DOBLE CHECK 03 de julio del 2026

Fabián Silva tergiversa fallo del TSE sobre pastor que usó la religión para hacer proselitismo

David Bolaños y Darío Chinchilla

doblecheck@ucr.ac.cr

En resumen: El abogado y asesor presidencial, Fabián Silva, aseguró que el Tribunal Supremo de Elecciones (TSE) incurrió en “terrorismo de Estado” al resolver un recurso de amparo contra un pastor evangélico. Esa acusación se basa en una tergiversación de los hechos que el tribunal examinó. 

La acusación de “terrorismo de Estado” gira en torno a un recurso de amparo electoral que el TSE resolvió contra Reinaldo Salazar, dirigente del Foro Mi País, y el Partido Pueblo Soberano. En la víspera de las elecciones de 2026, Salazar le pidió a pastores evangélicos que distribuyeran entre sus feligreses un panfleto que explicaba por qué los cristianos “deben” votar por Pueblo Soberano, y que indicaba cómo marcar las papeletas a favor de ese partido y de su entonces candidata, Laura Fernández. El TSE comprobó que Pueblo Soberano pagó por la impresión de cientos de miles de copias del folleto.

A finales de mayo, el TSE concluyó que el pastor Salazar y Pueblo Soberano usaron motivos religiosos en esos panfletos para influir en el voto de la población, lo cual está prohibido por la Constitución, y les ordenó abstenerse de repetir esa conducta.

Desde entonces, Fabián Silva ha concedido declaraciones públicas en las que sustituye los hechos probados por el TSE por una versión más benigna de la actuación de Reinaldo Salazar y Pueblo Soberano. Silva ha caracterizado falsamente el volante como “recomendaciones al pueblo cristiano de por qué podría o no votar por la candidata de aquel entonces, doña [...] Laura Fernández”, y ha descrito el caso como el de un pastor que “daba un mensaje y una guía al pueblo cristiano” durante las elecciones.

Silva no explicó en qué normas o jurisprudencia basó su acusación de terrorismo, pese a que Doble Check se lo consultó en varias ocasiones. La Comisión Interamericana de Derechos Humanos ha usado el concepto de “terrorismo de Estado” para describir políticas estatales de violaciones graves y sistemáticas de derechos humanos dirigidas a infundir miedo y controlar a la población. 
 

Sentencia por panfleto electoral con motivos religiosos

La acusación de “terrorismo de Estado” surgió tras un recurso de amparo electoral presentado contra el pastor Reinaldo Salazar, director del Foro Cristiano de Asuntos Políticos, conocido como Foro Mi País, y contra el Partido Pueblo Soberano.

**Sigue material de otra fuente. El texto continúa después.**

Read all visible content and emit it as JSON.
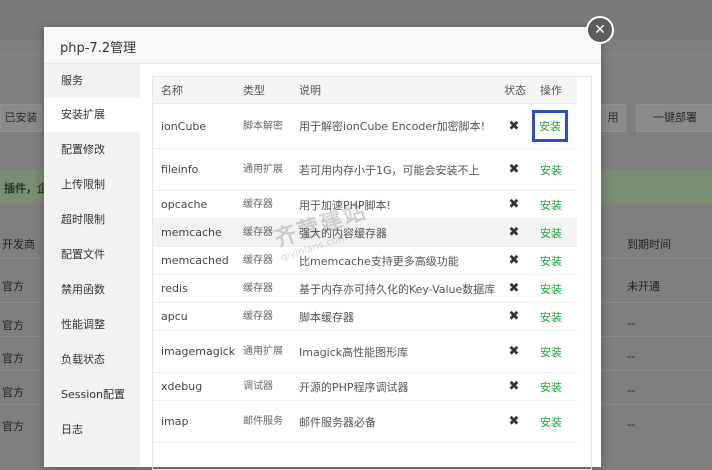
{
  "background": {
    "toolbar": {
      "installed_label": "已安装",
      "right_partial": "用",
      "one_click_deploy": "一键部署"
    },
    "notice_text": "插件，企",
    "table": {
      "header_left": "开发商",
      "header_right": "到期时间",
      "rows": [
        {
          "left": "官方",
          "right": "未开通"
        },
        {
          "left": "官方",
          "right": "--"
        },
        {
          "left": "官方",
          "right": "--"
        },
        {
          "left": "官方",
          "right": "--"
        },
        {
          "left": "官方",
          "right": "--"
        }
      ]
    }
  },
  "modal": {
    "title": "php-7.2管理",
    "close_icon": "close-icon",
    "sidebar": {
      "items": [
        {
          "label": "服务"
        },
        {
          "label": "安装扩展"
        },
        {
          "label": "配置修改"
        },
        {
          "label": "上传限制"
        },
        {
          "label": "超时限制"
        },
        {
          "label": "配置文件"
        },
        {
          "label": "禁用函数"
        },
        {
          "label": "性能调整"
        },
        {
          "label": "负载状态"
        },
        {
          "label": "Session配置"
        },
        {
          "label": "日志"
        }
      ]
    },
    "table": {
      "headers": {
        "name": "名称",
        "type": "类型",
        "desc": "说明",
        "status": "状态",
        "op": "操作"
      },
      "status_glyph": "✖",
      "rows": [
        {
          "name": "ionCube",
          "type": "脚本解密",
          "desc": "用于解密ionCube Encoder加密脚本!",
          "op": "安装"
        },
        {
          "name": "fileinfo",
          "type": "通用扩展",
          "desc": "若可用内存小于1G，可能会安装不上",
          "op": "安装"
        },
        {
          "name": "opcache",
          "type": "缓存器",
          "desc": "用于加速PHP脚本!",
          "op": "安装"
        },
        {
          "name": "memcache",
          "type": "缓存器",
          "desc": "强大的内容缓存器",
          "op": "安装"
        },
        {
          "name": "memcached",
          "type": "缓存器",
          "desc": "比memcache支持更多高级功能",
          "op": "安装"
        },
        {
          "name": "redis",
          "type": "缓存器",
          "desc": "基于内存亦可持久化的Key-Value数据库",
          "op": "安装"
        },
        {
          "name": "apcu",
          "type": "缓存器",
          "desc": "脚本缓存器",
          "op": "安装"
        },
        {
          "name": "imagemagick",
          "type": "通用扩展",
          "desc": "Imagick高性能图形库",
          "op": "安装"
        },
        {
          "name": "xdebug",
          "type": "调试器",
          "desc": "开源的PHP程序调试器",
          "op": "安装"
        },
        {
          "name": "imap",
          "type": "邮件服务",
          "desc": "邮件服务器必备",
          "op": "安装"
        }
      ]
    },
    "watermark": {
      "text": "齐营建站",
      "sub": "qiyinlans.com"
    }
  }
}
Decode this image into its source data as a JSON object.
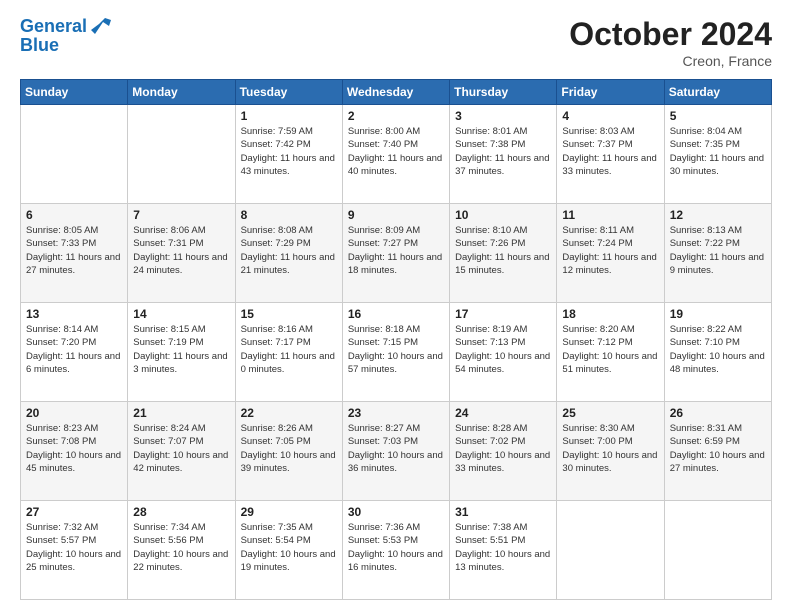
{
  "header": {
    "logo_line1": "General",
    "logo_line2": "Blue",
    "month": "October 2024",
    "location": "Creon, France"
  },
  "days_of_week": [
    "Sunday",
    "Monday",
    "Tuesday",
    "Wednesday",
    "Thursday",
    "Friday",
    "Saturday"
  ],
  "weeks": [
    [
      {
        "day": "",
        "info": ""
      },
      {
        "day": "",
        "info": ""
      },
      {
        "day": "1",
        "info": "Sunrise: 7:59 AM\nSunset: 7:42 PM\nDaylight: 11 hours and 43 minutes."
      },
      {
        "day": "2",
        "info": "Sunrise: 8:00 AM\nSunset: 7:40 PM\nDaylight: 11 hours and 40 minutes."
      },
      {
        "day": "3",
        "info": "Sunrise: 8:01 AM\nSunset: 7:38 PM\nDaylight: 11 hours and 37 minutes."
      },
      {
        "day": "4",
        "info": "Sunrise: 8:03 AM\nSunset: 7:37 PM\nDaylight: 11 hours and 33 minutes."
      },
      {
        "day": "5",
        "info": "Sunrise: 8:04 AM\nSunset: 7:35 PM\nDaylight: 11 hours and 30 minutes."
      }
    ],
    [
      {
        "day": "6",
        "info": "Sunrise: 8:05 AM\nSunset: 7:33 PM\nDaylight: 11 hours and 27 minutes."
      },
      {
        "day": "7",
        "info": "Sunrise: 8:06 AM\nSunset: 7:31 PM\nDaylight: 11 hours and 24 minutes."
      },
      {
        "day": "8",
        "info": "Sunrise: 8:08 AM\nSunset: 7:29 PM\nDaylight: 11 hours and 21 minutes."
      },
      {
        "day": "9",
        "info": "Sunrise: 8:09 AM\nSunset: 7:27 PM\nDaylight: 11 hours and 18 minutes."
      },
      {
        "day": "10",
        "info": "Sunrise: 8:10 AM\nSunset: 7:26 PM\nDaylight: 11 hours and 15 minutes."
      },
      {
        "day": "11",
        "info": "Sunrise: 8:11 AM\nSunset: 7:24 PM\nDaylight: 11 hours and 12 minutes."
      },
      {
        "day": "12",
        "info": "Sunrise: 8:13 AM\nSunset: 7:22 PM\nDaylight: 11 hours and 9 minutes."
      }
    ],
    [
      {
        "day": "13",
        "info": "Sunrise: 8:14 AM\nSunset: 7:20 PM\nDaylight: 11 hours and 6 minutes."
      },
      {
        "day": "14",
        "info": "Sunrise: 8:15 AM\nSunset: 7:19 PM\nDaylight: 11 hours and 3 minutes."
      },
      {
        "day": "15",
        "info": "Sunrise: 8:16 AM\nSunset: 7:17 PM\nDaylight: 11 hours and 0 minutes."
      },
      {
        "day": "16",
        "info": "Sunrise: 8:18 AM\nSunset: 7:15 PM\nDaylight: 10 hours and 57 minutes."
      },
      {
        "day": "17",
        "info": "Sunrise: 8:19 AM\nSunset: 7:13 PM\nDaylight: 10 hours and 54 minutes."
      },
      {
        "day": "18",
        "info": "Sunrise: 8:20 AM\nSunset: 7:12 PM\nDaylight: 10 hours and 51 minutes."
      },
      {
        "day": "19",
        "info": "Sunrise: 8:22 AM\nSunset: 7:10 PM\nDaylight: 10 hours and 48 minutes."
      }
    ],
    [
      {
        "day": "20",
        "info": "Sunrise: 8:23 AM\nSunset: 7:08 PM\nDaylight: 10 hours and 45 minutes."
      },
      {
        "day": "21",
        "info": "Sunrise: 8:24 AM\nSunset: 7:07 PM\nDaylight: 10 hours and 42 minutes."
      },
      {
        "day": "22",
        "info": "Sunrise: 8:26 AM\nSunset: 7:05 PM\nDaylight: 10 hours and 39 minutes."
      },
      {
        "day": "23",
        "info": "Sunrise: 8:27 AM\nSunset: 7:03 PM\nDaylight: 10 hours and 36 minutes."
      },
      {
        "day": "24",
        "info": "Sunrise: 8:28 AM\nSunset: 7:02 PM\nDaylight: 10 hours and 33 minutes."
      },
      {
        "day": "25",
        "info": "Sunrise: 8:30 AM\nSunset: 7:00 PM\nDaylight: 10 hours and 30 minutes."
      },
      {
        "day": "26",
        "info": "Sunrise: 8:31 AM\nSunset: 6:59 PM\nDaylight: 10 hours and 27 minutes."
      }
    ],
    [
      {
        "day": "27",
        "info": "Sunrise: 7:32 AM\nSunset: 5:57 PM\nDaylight: 10 hours and 25 minutes."
      },
      {
        "day": "28",
        "info": "Sunrise: 7:34 AM\nSunset: 5:56 PM\nDaylight: 10 hours and 22 minutes."
      },
      {
        "day": "29",
        "info": "Sunrise: 7:35 AM\nSunset: 5:54 PM\nDaylight: 10 hours and 19 minutes."
      },
      {
        "day": "30",
        "info": "Sunrise: 7:36 AM\nSunset: 5:53 PM\nDaylight: 10 hours and 16 minutes."
      },
      {
        "day": "31",
        "info": "Sunrise: 7:38 AM\nSunset: 5:51 PM\nDaylight: 10 hours and 13 minutes."
      },
      {
        "day": "",
        "info": ""
      },
      {
        "day": "",
        "info": ""
      }
    ]
  ]
}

En el recurso también se acusaba a Laura Fernández y a dirigentes del partido, así como a otra organización. El recurso de amparo cuestionaba la elaboración y eventual distribución de un folleto que le indicaba a la población cristiana cómo votar en las elecciones de 2026.

El folleto tenía el título de “¿Por qué los cristianos evangélicos deben votar por el Partido Pueblo Soberano?” y exponía razones para respaldar esa agrupación política y a la entonces candidata presidencial, Laura Fernández. El documento incluía una sección titulada “¿Cómo votar el 1.º de febrero?”, en la que se mostraban casillas marcadas a favor del Partido Pueblo Soberano y de Fernández.

En la sentencia 3787-E1-2026, el TSE comprobó que Reinaldo Salazar presentó los panfletos durante una reunión con pastores evangélicos y les pidió que los distribuyeran entre sus congregaciones en la víspera de las elecciones. Según el fallo, Salazar les dijo: “Solo lo que queremos es que usted, si quiere apoyar, lleve este material a la parte de afuera al terminar el culto, que haya un líder de su Iglesia, se lo dé a la gente y se acabó. Usted no corre riesgo de nada, usted no se expondrá”. Además, el Partido Pueblo Soberano pagó por la impresión de 200.000 ejemplares del documento.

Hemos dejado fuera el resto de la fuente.